At Earlham Computer Science we have to support a couple dozen intro CS students per semester (or, in COVID times, per 7-week term). We teach Python, and we want to make sure everyone has the right tools to succeed. To do that, we use the Jupyterhub notebook environment, and we periodically respond to user issues related to running notebooks there.
A couple of dozen people running Python code on a server can gobble up resources and induce problems. Jupyter has historically been our toughest service to support, but we’ve vastly improved. In fact, as I’ll show, we have reduced the frequency of incidents by about 90 percent over time.
Note: we only recently began automatic tracking of uptime, so that data is almost useless for comparisons over time. This is the best approximation we have. If new information surfaces to discredit any of my methods, I’ll change it, but my colleagues have confirmed to me that this analysis is at least plausible.
Retrieving the raw data
I started my job at Earlham in June 2018. In November 2018, we resolved an archiving issue with our help desk/admin mailing list that gives us our first dataset.
I ran a grep for the “Messages:” string in the thread archives:
grep 'Messages:' */thread.html # super complicated
I did a little text processing to generate the dataset: regular expression find-and-replace in an editor. That reduced the data to a column of YYYY-Month values and a column of message counts.

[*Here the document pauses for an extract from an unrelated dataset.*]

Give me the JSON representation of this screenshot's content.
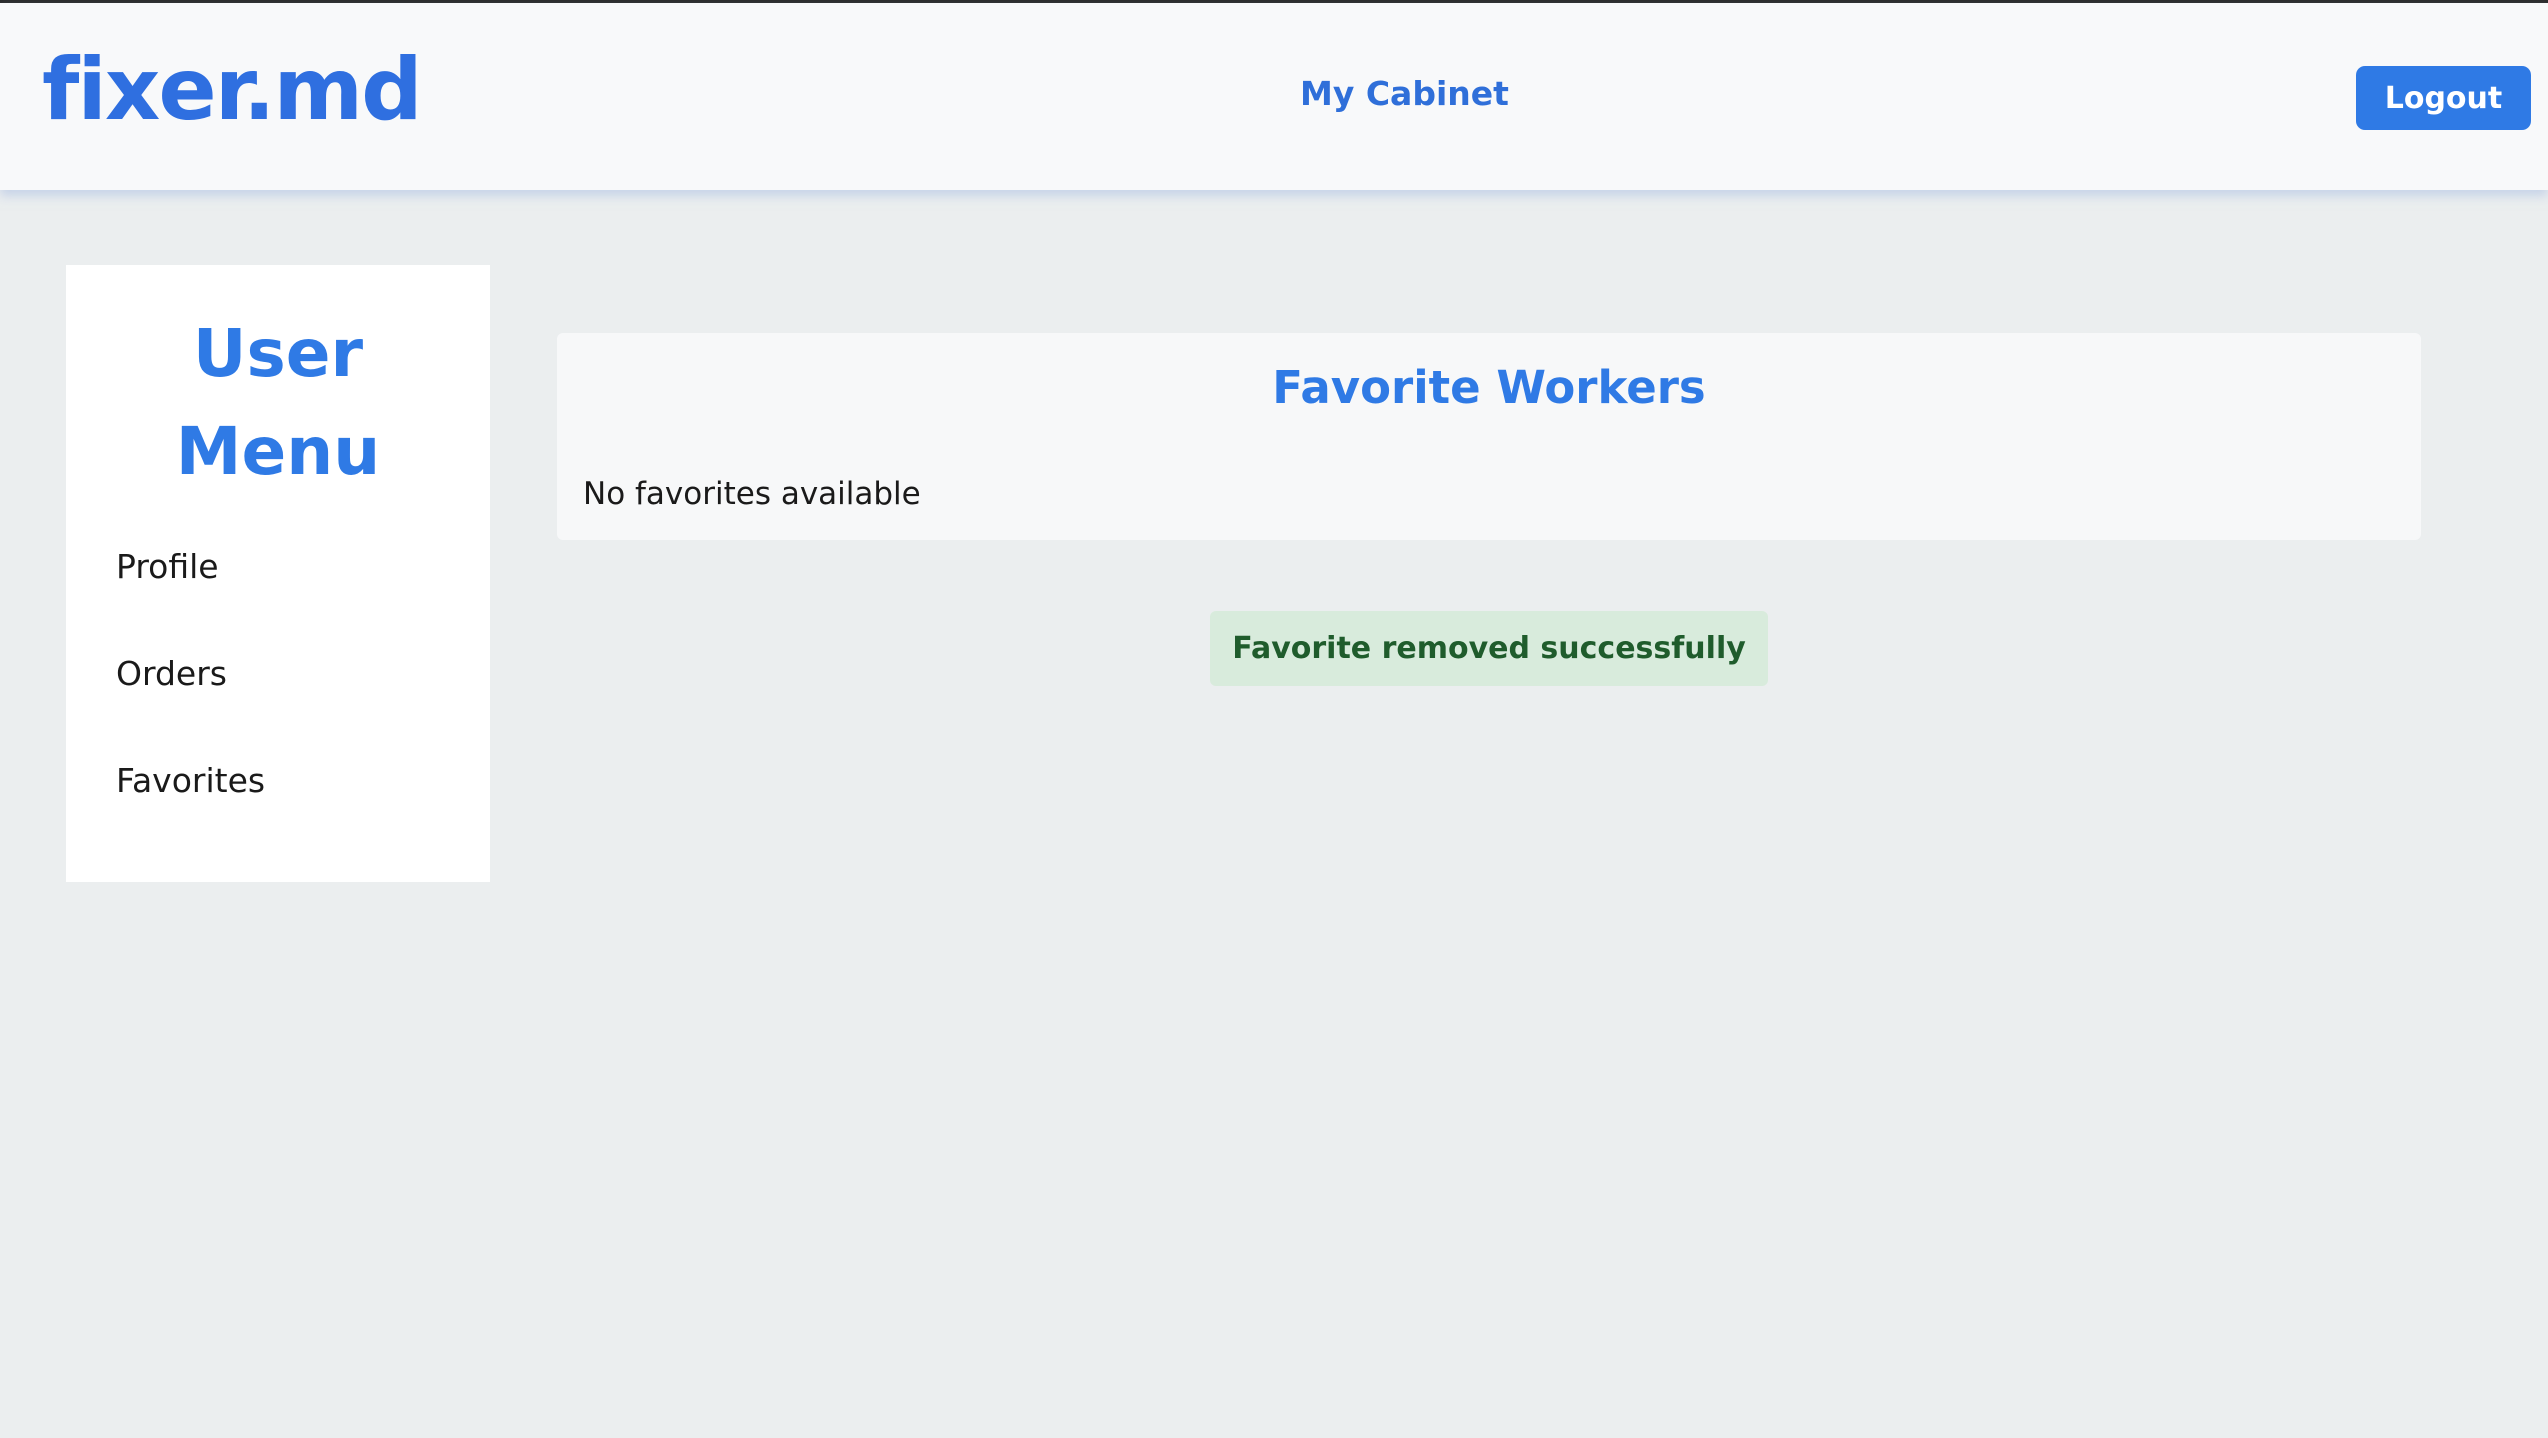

Then I went and searched for all lines with subject matching “{J,j}upyter” in the subject.html files:
grep -i jupyter {2018,2019,2020}*/subject.html
I saved it to jupyter-messages-18-20.dat. I did some text processing – again regexes, find and replace – and then decided that followup messages are not what we care about and ran uniq
against that file. A few quick wc -l
commands later and we find:
- 21 Jupyter requests in 2018
- 17 Jupyter requests in 2019
- 19 Jupyter requests in 2020
One caveat is that in 2020 we moved a lot of communication to Slack. This adds some uncertainty to the data. However, I know from context that Jupyter requests have continued to flow through the mailing list disproportionately. As such, Slack messages are likely to be the sort of redundant information already obscured using uniq
in the text processing.
Another qualifier is that a year or so ago we began using GitLab’s Issues as a ticket tracking system. I searched that. It found 11 more Jupyter issues, all from 2020. Fortunately, only 1 of those was a problem that did not overlap with a mailing list entry.
Still, I think those raw numbers are a good baseline. At one level, it looks bad. The 2020 number has barely budged from 2018 and in fact it’s worse than 2019. That’s misleading, though.

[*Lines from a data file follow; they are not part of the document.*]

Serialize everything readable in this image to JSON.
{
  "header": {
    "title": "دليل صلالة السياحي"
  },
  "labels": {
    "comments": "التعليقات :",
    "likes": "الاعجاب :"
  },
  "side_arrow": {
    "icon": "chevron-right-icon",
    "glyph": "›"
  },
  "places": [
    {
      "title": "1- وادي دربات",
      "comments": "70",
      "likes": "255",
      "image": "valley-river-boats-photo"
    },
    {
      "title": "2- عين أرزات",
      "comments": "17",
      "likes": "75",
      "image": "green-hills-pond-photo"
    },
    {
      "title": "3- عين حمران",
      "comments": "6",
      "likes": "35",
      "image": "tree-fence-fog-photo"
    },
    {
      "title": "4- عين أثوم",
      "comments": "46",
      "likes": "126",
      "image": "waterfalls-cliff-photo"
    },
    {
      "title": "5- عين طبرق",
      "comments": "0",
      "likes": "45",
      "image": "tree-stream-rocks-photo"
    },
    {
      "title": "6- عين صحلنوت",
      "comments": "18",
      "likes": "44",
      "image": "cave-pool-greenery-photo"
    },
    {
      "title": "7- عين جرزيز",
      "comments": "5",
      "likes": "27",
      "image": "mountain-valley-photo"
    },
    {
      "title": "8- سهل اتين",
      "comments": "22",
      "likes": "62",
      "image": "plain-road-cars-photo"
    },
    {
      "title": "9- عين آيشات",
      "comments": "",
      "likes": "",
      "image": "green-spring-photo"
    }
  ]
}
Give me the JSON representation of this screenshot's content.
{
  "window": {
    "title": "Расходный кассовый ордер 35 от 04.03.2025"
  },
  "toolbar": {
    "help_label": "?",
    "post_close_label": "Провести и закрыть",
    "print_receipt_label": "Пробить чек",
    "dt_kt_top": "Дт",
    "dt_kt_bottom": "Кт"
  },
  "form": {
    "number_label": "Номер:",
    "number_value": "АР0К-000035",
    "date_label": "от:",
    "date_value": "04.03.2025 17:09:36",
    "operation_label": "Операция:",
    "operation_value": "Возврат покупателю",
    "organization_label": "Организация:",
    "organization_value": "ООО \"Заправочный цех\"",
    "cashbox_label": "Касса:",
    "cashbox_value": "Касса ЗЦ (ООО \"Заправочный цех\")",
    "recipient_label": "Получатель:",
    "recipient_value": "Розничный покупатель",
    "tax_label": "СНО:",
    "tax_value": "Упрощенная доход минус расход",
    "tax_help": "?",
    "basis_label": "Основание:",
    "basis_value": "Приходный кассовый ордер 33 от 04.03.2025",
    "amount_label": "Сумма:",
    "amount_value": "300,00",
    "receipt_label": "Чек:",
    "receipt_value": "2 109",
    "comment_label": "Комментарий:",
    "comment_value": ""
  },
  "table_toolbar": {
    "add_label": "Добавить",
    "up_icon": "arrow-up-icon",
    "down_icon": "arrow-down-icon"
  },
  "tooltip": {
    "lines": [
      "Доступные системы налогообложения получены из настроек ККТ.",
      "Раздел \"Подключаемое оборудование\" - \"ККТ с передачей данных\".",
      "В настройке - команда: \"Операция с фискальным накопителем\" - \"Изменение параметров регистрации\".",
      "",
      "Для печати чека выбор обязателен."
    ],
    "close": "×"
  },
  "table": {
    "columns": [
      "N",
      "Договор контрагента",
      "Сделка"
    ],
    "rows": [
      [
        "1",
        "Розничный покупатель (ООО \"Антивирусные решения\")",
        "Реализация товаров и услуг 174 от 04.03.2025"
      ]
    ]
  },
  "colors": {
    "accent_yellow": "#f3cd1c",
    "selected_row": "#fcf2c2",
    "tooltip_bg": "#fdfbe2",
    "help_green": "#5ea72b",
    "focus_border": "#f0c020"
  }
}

Digging deeper into the data
Buried in that tiny dataset is some good news about the trends.
For one thing, those 21 Jupyter requests were in only 4 months out of the year – in other words, we were wildly misconfigured and putting out a lot of unnecessary technical fires. (That’s nobody’s fault – it’s primarily due to the fact that my position did not exist for about a year before I arrived at it, so we atrophied.)
What’s more, the 19 this year are, by inspection, half password or feature requests rather than the 17 problems we saw in 2019, which I think were real.
So in terms of Jupyter problems in the admin list, I find:
- around 20 in the latter third of 2018
- 17 in ALL OF 2019
- only two (granted one was a BIG problem but still only 2) in 2020
That’s a 90% reduction in Jupyterhub user issues over three years, by my account.
“That’s amazing, how’d you do it?”
Number one: thank you, imaginary reader, you’re too kind.
Number two: a lot of ways.
In no particular order:
- We migrated off of a VM, which given our hardware constraints was not conducive to a resource-intensive service like Jupyterhub.
- Gradually over time, we’ve upgraded our storage hardware, as some of it was old and (turns out) failing.
- We added RAM. When it comes to RAM, some is good, more is better, and too much is just enough.
- We manage user directories better. We export these over NFS but have done all we can to reduce network dependencies. That significantly reduces the amount of time the CPU spends twiddling its thumbs.
What’s more, we’re not stopping here. We’re currently exploring load-balancing options – for example, running Jupyter notebooks through a batch scheduler like Slurm, or potentially a containerized environment like Kubernetes. There are several solutions, but we haven’t yet determined which is best for our use case.
This is the work of a team of people, not just me, but I wanted to share it as an example of growth and progress over time. It’s incremental but it really does make a difference. Jupyterhub user issues, like so many issues, are usually solvable.